The Cages: Pro Style Batting Practice
What parents need to know
Parents Need to Know
Parents need to know that The Cages: Pro Style Batting is a batting simulator, not a full-fledged baseball simulation game. If you are expecting a baseball game with actual teams and regular games to play, then this isn’t the game for you. You will work on some batting skills using the Wii remote as you bat. This game supports the use of the Wii Motion Plus, but using that add-on makes the game very difficult to play.
What's it about?
THE CAGES: PRO STYLE BATTING PRACTICE is a small collection of batting mini-games that are intended to teach the gamer how to hit particular types of pitches. Starting out with a short training session, players can opt to compete in challenges such as hitting a specific type of pitch or enter a game of Panel Baseball. Panel Baseball removes all fielding and is simple a target approach to baseball where if you avoid the "Out" targets, you advance a base-runner. Hitting other targets can also advance runners to score runs. Additionally, the game tracks each player as they play the game, offering a caloric burn rate accompanied by a diagram of the equivalent food item for that calorie range.
Is it any good?
As a video game, The Cages: Pro Style Batting Practice isn’t a very entertaining title. Most baseball games include a home run derby as a single mini-game, but this game's entire shtick is batting.While the game is supposed to teach some basic batting skills and instruct on how to identify pitch types, it’s execution is so different from reality that playing this game would likely confuse young athletes. During practice, the game does show a replay of your swing to help teach the basics, but without the Wii Motion Plus adapter this isn’t going to help much. And when you do attach the Wii Motion Plus add-on, the batting practice becomes so difficult that kids will be frustrated rather than eager to learn.

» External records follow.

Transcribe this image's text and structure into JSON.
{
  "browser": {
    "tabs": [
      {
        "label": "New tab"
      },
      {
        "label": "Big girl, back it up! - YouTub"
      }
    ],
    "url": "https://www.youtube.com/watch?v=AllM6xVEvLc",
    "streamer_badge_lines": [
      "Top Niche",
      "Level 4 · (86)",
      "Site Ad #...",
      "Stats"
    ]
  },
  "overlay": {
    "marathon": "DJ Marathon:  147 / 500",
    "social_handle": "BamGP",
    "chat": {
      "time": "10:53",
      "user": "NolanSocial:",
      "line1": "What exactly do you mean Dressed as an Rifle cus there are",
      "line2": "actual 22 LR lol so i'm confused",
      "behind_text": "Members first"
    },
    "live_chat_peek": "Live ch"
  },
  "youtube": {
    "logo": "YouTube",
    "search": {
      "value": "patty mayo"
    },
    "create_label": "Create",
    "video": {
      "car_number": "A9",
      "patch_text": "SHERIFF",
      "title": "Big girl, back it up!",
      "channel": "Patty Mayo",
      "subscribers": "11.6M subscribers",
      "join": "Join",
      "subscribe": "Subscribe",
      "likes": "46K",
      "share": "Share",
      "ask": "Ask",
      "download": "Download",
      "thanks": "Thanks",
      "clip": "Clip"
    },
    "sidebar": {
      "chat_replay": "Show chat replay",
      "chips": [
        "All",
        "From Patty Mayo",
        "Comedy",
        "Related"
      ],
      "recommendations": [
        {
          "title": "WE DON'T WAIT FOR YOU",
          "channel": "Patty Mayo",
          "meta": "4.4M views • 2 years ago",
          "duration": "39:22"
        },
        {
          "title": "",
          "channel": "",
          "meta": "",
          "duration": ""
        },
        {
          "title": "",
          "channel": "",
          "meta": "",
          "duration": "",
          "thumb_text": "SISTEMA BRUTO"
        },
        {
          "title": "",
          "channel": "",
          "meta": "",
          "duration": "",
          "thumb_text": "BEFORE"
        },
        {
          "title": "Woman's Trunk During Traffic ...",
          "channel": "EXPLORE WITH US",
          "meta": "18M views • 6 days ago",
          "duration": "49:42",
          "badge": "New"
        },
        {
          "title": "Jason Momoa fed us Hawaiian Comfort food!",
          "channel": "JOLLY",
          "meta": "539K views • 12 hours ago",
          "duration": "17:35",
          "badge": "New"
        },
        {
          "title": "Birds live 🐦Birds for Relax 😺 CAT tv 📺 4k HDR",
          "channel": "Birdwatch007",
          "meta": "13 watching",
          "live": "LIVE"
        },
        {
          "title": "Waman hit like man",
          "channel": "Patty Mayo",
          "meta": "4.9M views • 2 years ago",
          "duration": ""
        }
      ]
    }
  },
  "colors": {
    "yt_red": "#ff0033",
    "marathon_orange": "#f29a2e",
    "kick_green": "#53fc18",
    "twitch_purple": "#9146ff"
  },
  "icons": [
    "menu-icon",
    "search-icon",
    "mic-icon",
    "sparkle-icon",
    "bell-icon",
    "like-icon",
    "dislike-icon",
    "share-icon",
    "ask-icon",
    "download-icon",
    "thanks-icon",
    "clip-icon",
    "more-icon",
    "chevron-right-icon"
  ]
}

The Panel Baseball and Multiplayer modes allow for more than one player to share a single Wii Remote, and keep more players involved. The in game music and visual presentation are very bland, and definitely not close to what the Wii is capable of.
Families can talk about...
Does this activity provide you with a good amount of exercise, or would time be better spent outside?
Families can talk about the prevalence of advertising at sporting events.
Are video games able to take the place of real world practice? Or would it be better to head to a real batting cage and hit balls?